Hätte die Regierung nur aus gesundheitspolitischen Überlegungen gehandelt, wäre der Lockdown nicht aufgehoben worden, dann hätte es weiterhin keine Gastronomie und keine Schulen gegeben – bis die Ansteckungsrate gegen null gegangen wäre. Wären nur wirtschaftliche Überlegungen ausschlaggebend, hätte es den Lockdown erst gar nicht gegeben, dann hätte man ein paar Tote mehr in Kauf genommen. Und schließlich stellen sich auch gesellschaftspolitische Fragen: Was ist den Menschen zumutbar, was halten sie gerade noch aus, was akzeptieren sie, was tragen sie mit? Was hält die Gesellschaft an Eingriffen in ihre Rechte aus?

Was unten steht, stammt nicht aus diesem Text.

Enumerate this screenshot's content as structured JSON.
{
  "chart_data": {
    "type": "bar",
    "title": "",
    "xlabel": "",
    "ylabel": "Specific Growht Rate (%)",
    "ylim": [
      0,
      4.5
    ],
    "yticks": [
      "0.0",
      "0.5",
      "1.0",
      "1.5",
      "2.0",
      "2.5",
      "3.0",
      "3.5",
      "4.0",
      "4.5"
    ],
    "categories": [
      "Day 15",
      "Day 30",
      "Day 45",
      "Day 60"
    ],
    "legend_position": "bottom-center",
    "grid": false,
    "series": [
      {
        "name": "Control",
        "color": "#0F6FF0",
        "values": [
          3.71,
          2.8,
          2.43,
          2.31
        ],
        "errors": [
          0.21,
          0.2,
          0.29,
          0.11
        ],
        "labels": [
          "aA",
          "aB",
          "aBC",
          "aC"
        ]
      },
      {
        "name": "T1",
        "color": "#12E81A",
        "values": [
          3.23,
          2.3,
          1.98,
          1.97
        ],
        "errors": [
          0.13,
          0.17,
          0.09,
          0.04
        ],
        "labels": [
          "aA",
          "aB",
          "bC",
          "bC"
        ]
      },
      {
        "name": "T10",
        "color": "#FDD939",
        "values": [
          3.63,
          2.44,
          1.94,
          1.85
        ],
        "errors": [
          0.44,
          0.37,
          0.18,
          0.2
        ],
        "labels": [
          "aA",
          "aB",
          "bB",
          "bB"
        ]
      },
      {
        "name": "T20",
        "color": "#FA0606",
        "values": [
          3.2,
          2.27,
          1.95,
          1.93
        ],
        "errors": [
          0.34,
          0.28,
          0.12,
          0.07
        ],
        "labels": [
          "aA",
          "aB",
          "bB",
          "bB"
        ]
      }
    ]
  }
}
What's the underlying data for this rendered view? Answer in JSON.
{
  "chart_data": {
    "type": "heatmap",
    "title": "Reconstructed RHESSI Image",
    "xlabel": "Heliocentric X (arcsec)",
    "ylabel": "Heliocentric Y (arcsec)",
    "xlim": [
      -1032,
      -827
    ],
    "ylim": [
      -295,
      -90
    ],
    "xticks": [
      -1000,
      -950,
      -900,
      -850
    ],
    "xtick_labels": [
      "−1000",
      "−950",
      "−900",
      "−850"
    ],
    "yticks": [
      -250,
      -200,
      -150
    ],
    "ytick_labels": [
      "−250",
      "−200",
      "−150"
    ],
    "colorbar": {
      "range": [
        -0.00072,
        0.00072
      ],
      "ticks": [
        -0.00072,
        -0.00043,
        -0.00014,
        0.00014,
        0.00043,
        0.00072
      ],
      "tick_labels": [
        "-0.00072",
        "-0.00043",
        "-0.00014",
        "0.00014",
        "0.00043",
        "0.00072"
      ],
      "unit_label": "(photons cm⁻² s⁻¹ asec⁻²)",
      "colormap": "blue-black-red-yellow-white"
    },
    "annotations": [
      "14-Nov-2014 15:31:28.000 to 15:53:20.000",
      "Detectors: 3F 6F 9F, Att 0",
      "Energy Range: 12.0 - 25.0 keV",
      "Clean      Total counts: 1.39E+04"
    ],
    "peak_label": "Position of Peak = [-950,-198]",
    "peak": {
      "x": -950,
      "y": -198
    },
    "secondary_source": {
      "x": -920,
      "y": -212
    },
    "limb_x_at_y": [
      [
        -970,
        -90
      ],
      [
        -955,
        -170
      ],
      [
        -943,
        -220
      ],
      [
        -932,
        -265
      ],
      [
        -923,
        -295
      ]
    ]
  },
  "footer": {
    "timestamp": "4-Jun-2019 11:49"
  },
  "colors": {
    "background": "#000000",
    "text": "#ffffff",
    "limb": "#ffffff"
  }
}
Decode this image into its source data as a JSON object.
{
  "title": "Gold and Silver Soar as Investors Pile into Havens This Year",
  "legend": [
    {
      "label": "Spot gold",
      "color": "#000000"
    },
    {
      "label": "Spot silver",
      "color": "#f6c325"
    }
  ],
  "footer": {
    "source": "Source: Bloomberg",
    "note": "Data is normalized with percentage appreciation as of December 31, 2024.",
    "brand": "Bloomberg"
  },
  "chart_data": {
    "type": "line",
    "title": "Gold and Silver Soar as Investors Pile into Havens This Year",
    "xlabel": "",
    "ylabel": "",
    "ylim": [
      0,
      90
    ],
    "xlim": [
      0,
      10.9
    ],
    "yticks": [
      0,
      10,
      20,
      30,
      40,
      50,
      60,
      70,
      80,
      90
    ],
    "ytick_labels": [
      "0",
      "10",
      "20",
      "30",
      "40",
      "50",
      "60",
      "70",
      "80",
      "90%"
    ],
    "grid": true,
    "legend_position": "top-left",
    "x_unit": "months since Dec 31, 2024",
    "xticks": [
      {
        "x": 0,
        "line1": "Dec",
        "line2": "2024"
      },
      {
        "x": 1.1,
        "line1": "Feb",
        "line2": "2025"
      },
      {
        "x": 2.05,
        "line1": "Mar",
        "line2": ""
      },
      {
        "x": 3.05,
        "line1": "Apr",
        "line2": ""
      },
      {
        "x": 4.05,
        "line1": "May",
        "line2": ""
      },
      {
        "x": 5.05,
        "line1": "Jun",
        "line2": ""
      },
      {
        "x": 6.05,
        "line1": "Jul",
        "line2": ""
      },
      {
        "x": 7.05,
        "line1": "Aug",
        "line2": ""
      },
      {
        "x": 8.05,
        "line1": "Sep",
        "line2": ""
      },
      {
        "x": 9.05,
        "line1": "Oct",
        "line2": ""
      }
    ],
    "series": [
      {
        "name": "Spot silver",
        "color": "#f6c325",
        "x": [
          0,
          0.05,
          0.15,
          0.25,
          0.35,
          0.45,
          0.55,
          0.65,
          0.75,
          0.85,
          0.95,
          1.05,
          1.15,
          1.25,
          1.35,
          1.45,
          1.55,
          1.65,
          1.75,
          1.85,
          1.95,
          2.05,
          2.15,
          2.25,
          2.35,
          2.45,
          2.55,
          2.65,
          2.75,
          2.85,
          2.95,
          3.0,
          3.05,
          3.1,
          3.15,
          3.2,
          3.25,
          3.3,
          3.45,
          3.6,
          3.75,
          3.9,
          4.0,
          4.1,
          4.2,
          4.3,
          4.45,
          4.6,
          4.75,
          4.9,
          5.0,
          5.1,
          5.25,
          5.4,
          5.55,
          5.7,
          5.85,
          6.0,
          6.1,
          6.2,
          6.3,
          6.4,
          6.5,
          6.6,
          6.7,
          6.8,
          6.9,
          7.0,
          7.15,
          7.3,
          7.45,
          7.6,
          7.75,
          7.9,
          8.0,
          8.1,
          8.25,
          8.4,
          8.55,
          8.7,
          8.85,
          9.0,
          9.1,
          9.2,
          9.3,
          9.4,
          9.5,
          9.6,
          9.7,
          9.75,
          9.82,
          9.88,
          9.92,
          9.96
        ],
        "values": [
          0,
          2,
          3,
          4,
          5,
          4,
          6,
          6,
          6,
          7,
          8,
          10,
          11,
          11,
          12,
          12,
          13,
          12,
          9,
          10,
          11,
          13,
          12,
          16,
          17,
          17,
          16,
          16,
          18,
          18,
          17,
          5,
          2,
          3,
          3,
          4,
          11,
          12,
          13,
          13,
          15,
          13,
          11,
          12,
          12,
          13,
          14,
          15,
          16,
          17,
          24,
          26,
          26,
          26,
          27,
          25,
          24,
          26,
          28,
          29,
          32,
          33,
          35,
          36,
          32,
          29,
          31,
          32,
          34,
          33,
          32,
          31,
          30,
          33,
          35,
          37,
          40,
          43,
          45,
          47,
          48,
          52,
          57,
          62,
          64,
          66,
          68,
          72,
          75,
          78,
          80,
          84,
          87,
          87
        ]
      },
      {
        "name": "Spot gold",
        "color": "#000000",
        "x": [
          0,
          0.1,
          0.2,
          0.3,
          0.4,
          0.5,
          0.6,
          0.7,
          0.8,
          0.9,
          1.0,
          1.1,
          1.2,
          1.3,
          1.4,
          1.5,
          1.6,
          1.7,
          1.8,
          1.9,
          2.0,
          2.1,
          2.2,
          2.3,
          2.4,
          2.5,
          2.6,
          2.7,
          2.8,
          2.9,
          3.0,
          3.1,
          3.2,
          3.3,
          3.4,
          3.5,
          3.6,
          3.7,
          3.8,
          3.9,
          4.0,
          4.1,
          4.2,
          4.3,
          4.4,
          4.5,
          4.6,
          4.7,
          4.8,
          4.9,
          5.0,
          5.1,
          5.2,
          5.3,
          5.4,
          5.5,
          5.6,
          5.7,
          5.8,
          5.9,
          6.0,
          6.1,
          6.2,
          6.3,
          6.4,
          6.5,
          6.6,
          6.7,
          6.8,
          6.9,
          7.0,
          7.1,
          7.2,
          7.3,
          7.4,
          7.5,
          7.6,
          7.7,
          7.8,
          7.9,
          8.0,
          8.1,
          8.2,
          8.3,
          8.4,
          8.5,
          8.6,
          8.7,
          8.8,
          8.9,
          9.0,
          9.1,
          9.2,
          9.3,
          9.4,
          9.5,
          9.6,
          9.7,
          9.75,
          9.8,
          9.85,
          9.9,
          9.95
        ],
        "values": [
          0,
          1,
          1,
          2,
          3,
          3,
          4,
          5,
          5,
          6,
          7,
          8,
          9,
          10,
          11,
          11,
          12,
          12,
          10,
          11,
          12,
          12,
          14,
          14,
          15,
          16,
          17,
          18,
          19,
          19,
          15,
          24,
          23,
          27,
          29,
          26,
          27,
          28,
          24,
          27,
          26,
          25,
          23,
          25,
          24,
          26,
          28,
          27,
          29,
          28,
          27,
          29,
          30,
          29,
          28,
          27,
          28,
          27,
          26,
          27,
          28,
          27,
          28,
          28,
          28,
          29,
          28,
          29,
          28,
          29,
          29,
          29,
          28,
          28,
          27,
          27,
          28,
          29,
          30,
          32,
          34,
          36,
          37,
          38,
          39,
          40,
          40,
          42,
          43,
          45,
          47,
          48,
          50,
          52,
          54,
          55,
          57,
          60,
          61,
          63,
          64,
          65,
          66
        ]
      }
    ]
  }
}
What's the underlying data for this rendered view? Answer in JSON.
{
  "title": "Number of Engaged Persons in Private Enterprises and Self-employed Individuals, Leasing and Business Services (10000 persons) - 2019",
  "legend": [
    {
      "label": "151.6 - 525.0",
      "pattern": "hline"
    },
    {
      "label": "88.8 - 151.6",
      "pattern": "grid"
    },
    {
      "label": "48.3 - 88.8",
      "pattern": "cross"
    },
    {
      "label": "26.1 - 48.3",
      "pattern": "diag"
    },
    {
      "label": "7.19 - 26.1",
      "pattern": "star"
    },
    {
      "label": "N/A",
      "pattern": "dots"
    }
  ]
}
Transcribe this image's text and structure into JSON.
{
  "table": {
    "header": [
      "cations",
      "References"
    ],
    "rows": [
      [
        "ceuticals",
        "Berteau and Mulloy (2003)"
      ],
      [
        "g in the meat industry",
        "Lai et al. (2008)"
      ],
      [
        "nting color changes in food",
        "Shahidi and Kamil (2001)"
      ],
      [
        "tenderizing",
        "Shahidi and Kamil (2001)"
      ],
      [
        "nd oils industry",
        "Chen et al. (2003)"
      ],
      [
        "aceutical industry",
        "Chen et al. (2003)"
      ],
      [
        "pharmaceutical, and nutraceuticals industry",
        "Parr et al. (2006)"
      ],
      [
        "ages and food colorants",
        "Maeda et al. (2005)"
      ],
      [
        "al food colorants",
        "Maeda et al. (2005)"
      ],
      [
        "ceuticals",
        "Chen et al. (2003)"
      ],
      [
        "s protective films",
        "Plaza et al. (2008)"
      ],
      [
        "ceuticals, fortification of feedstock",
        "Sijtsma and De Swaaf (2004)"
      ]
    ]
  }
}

Hätte die Regierung nur aus gesundheitspolitischen Überlegungen gehandelt, wäre der Lockdown nicht aufgehoben worden.
Foto: APA/ROBERT JÄGER

In diesem Spannungsfeld hat die Regierung versucht, Entscheidungen zu treffen. Im Großen hat das gut funktioniert, in vielen Details wurde gepatzt. Die Bewältigung der wirtschaftlichen Katastrophe liegt freilich noch vor uns. Aus gesundheitspolitischer Sicht sind wir aber gut durch diese Krise gekommen. Das System ist nicht gekippt, die Zahl der Infektionen sinkt, die Zahl der Toten ist schmerzlich, aber überblickbar. Wir haben Corona im Griff. Umgekehrt muss man auch sagen: Corona hat uns im Griff.

Regeln

Die Eingriffe des Staates in unser Leben und unsere Freiheit sind für viele hart, sogar ärgerlich, jetzt werden sie gelockert. Vorschriften gibt es, und wir werden gut beraten sein, sie als Regeln zu verstehen, wie wir gut miteinander umgehen können, nicht als Schikanen. Da vertragen ein paar übereifrige Beamte sicherlich noch eine Schulung, da können Politiker an ihrer Kommunikation und an ihrer Einstellung feilen: Sie arbeiten in unserem Auftrag und unserem Interesse, da darf sich keine Anmaßung und keine Herablassung einschleichen. Die Politik hat Regeln zu gestalten, wie wir aus dieser Krise bestmöglich herauskommen – ohne unsere Gesundheit zu gefährden, die Wirtschaft zu zerstören oder die Gesellschaft als Gefüge zu beschädigen.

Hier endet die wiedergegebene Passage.